Remember the scene in “Christmas Vacation” when Clark W. Griswold finally gets the Christmas lights on his house to work? It kind of felt like that.
That security guard must have thought that because Michelle Rodriguez was talking to me, less than a minute before, that we were either friends or at least on the same VIP list together. After that wonderful security angel spoke and the trumpets of victory blasted loud and proud inside my head, after I skipped level 2 and was going right into level 3, myself and some of the others from the Cage crew were forced to turn in our phones. No cameras? No problem. Here’s my phone. Smash it. I don’t care. They put everyone’s phone inside these soft, green clothed magnetized pouches that we got to keep on ourselves for the show then, at the end of it, they’d unlock them for us. I was then quickly ushered inside The Troubadour. Was this really happening? All I could keep thinking to myself was to keep my wrists hidden underneath my jacket sleeves. If anyone saw that I didn’t have a wristband, I’d be screwed. This could still all go tits up. Keep the wrists down. Another reason I couldn’t breathe a sigh of relief just yet was because the second I got into the crowd on the venue floor, I was spotted. Not from security, but from some fellow gunners who were at Tower Records earlier that day and had seen my failed attempt to get in with my lime green napkin. They stared at me wide eyed but with smiles. They knew. I knew they knew. Then they spoke, “Dude. Just tell us. How did you do it? We saw you try everything. We’re not gonna rat you out. Just tell us.” I couldn’t risk it. I still didn’t believe it was happening. I immediately gave them a kind smile, took off into the audience then yelled back to them, “I’m just grateful to be here!”

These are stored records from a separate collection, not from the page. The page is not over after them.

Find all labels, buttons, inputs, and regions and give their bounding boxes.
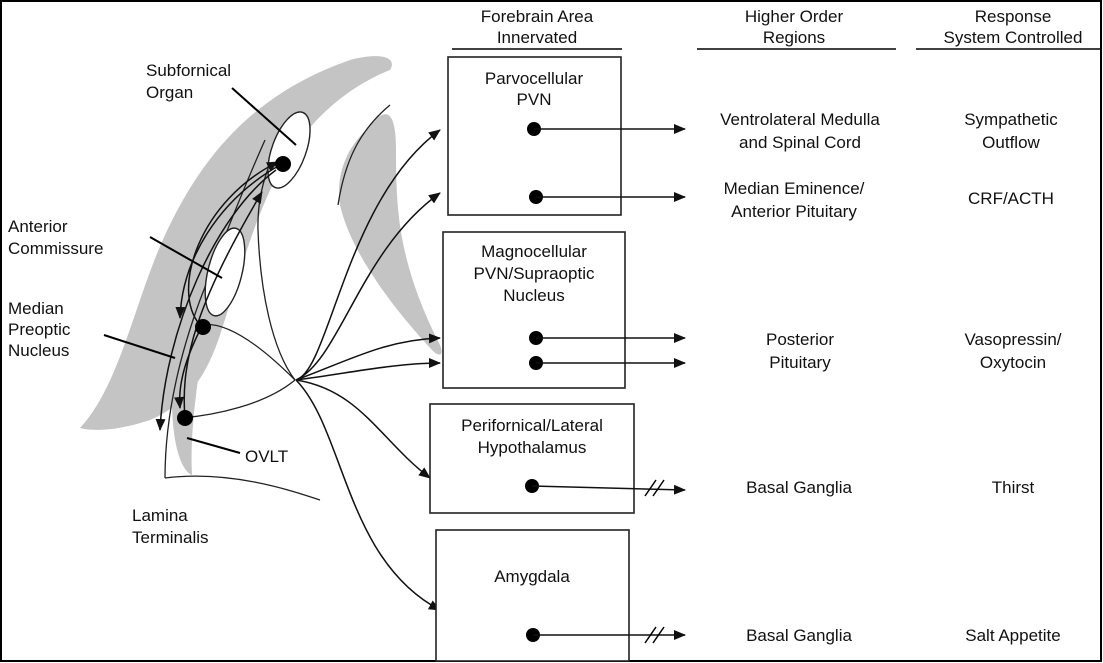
- arrow-to-perifornical: [296, 380, 430, 478]
- label-lamina-line2: Terminalis: [132, 528, 209, 547]
- mnpo-nucleus-dot: [195, 319, 211, 335]
- pointer-ovlt: [187, 438, 240, 453]
- box-parvocellular-line1: Parvocellular: [485, 69, 584, 88]
- box-magnocellular-line3: Nucleus: [503, 286, 564, 305]
- header-forebrain-line2: Innervated: [497, 28, 577, 47]
- region-basal-ganglia-1: Basal Ganglia: [746, 478, 852, 497]
- region-posterior-pituitary-line2: Pituitary: [769, 353, 831, 372]
- region-ventrolateral-line2: and Spinal Cord: [739, 133, 861, 152]
- arrow-to-amygdala: [296, 380, 440, 610]
- shaded-lamina-strip: [172, 335, 201, 475]
- header-response-line2: System Controlled: [944, 28, 1083, 47]
- box-perifornical-line1: Perifornical/Lateral: [461, 416, 603, 435]
- response-vasopressin-line2: Oxytocin: [980, 353, 1046, 372]
- region-basal-ganglia-2: Basal Ganglia: [746, 626, 852, 645]
- box-amygdala-label: Amygdala: [494, 567, 570, 586]
- response-crf-acth: CRF/ACTH: [968, 189, 1054, 208]
- label-commissure-line2: Commissure: [8, 239, 103, 258]
- label-commissure-line1: Anterior: [8, 217, 68, 236]
- region-ventrolateral-line1: Ventrolateral Medulla: [720, 110, 880, 129]
- label-preoptic-line1: Median: [8, 299, 64, 318]
- region-median-eminence-line2: Anterior Pituitary: [731, 202, 857, 221]
- sfo-nucleus-dot: [275, 156, 291, 172]
- lamina-terminalis-drawing: [80, 56, 442, 500]
- header-forebrain-line1: Forebrain Area: [481, 7, 594, 26]
- label-ovlt: OVLT: [245, 447, 288, 466]
- label-subfornical-line1: Subfornical: [146, 61, 231, 80]
- box-magnocellular-line1: Magnocellular: [481, 242, 587, 261]
- region-median-eminence-line1: Median Eminence/: [724, 179, 865, 198]
- response-salt-appetite: Salt Appetite: [965, 626, 1060, 645]
- region-posterior-pituitary-line1: Posterior: [766, 330, 834, 349]
- response-thirst: Thirst: [992, 478, 1035, 497]
- ovlt-tract: [182, 380, 295, 418]
- label-preoptic-line2: Preoptic: [8, 320, 71, 339]
- ventral-outline: [165, 476, 320, 500]
- response-vasopressin-line1: Vasopressin/: [964, 330, 1061, 349]
- box-perifornical-line2: Hypothalamus: [478, 438, 587, 457]
- header-higher-order-line1: Higher Order: [745, 7, 844, 26]
- box-magnocellular-line2: PVN/Supraoptic: [474, 264, 595, 283]
- header-higher-order-line2: Regions: [763, 28, 825, 47]
- label-lamina-line1: Lamina: [132, 506, 188, 525]
- arrow-to-magno-upper: [296, 338, 440, 380]
- header-response-line1: Response: [975, 7, 1052, 26]
- box-parvocellular-line2: PVN: [517, 90, 552, 109]
- label-subfornical-line2: Organ: [146, 83, 193, 102]
- ovlt-nucleus-dot: [177, 410, 193, 426]
- label-preoptic-line3: Nucleus: [8, 341, 69, 360]
- response-sympathetic-line2: Outflow: [982, 133, 1040, 152]
- response-sympathetic-line1: Sympathetic: [964, 110, 1058, 129]
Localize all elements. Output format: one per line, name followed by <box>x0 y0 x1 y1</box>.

And I was. I truly was. I found a spot that was center left to the stage. As I stood there in a soon to be sweaty pack of true blue, dedicated, hardcore GNR fans, I stared at the glowing neon blue TROUBADOUR sign hanging above the iconic Guns N’ Roses bullet logo banner. That neon blue light was talking to me. It said, “You did it”. But even then I couldn’t fully believe it. I continued to keep my wrists down for fear that I was standing next to someone who had waited for hours at Tower Records. It soon didn’t matter because I quickly became buddies with two dudes who were in equal amazement of the show that was about to happen. We were all so excited but, beside us, there was a tall, quiet, semi “too cool for school” type guy who didn’t appear to share the same enthusiasm as we did. “Whatever” I thought, “not everyone has to be as excited as us.”
Then the lights went down.
Every inch of The Troubadour screamed joyously. For minutes, we kept cheering louder and louder.
Then Slash took the stage.
Louder.
Then Duff.
Even Louder.
Then Axl.
Officially deaf.
As I screamed and jumped louder and higher and more victoriously than I ever had in my entire life, I glanced to the tall, quiet guy next to me. My smile grew as much as my face could contain as I saw that he now had both hands pressed against his cheeks, screaming at the top of his lungs, “OH MY GOD! OH MY GOD!” For the rest of the show, we were all thinking (and screaming) the same thing:
“I can’t believe it. It’s really happening and I’m here.”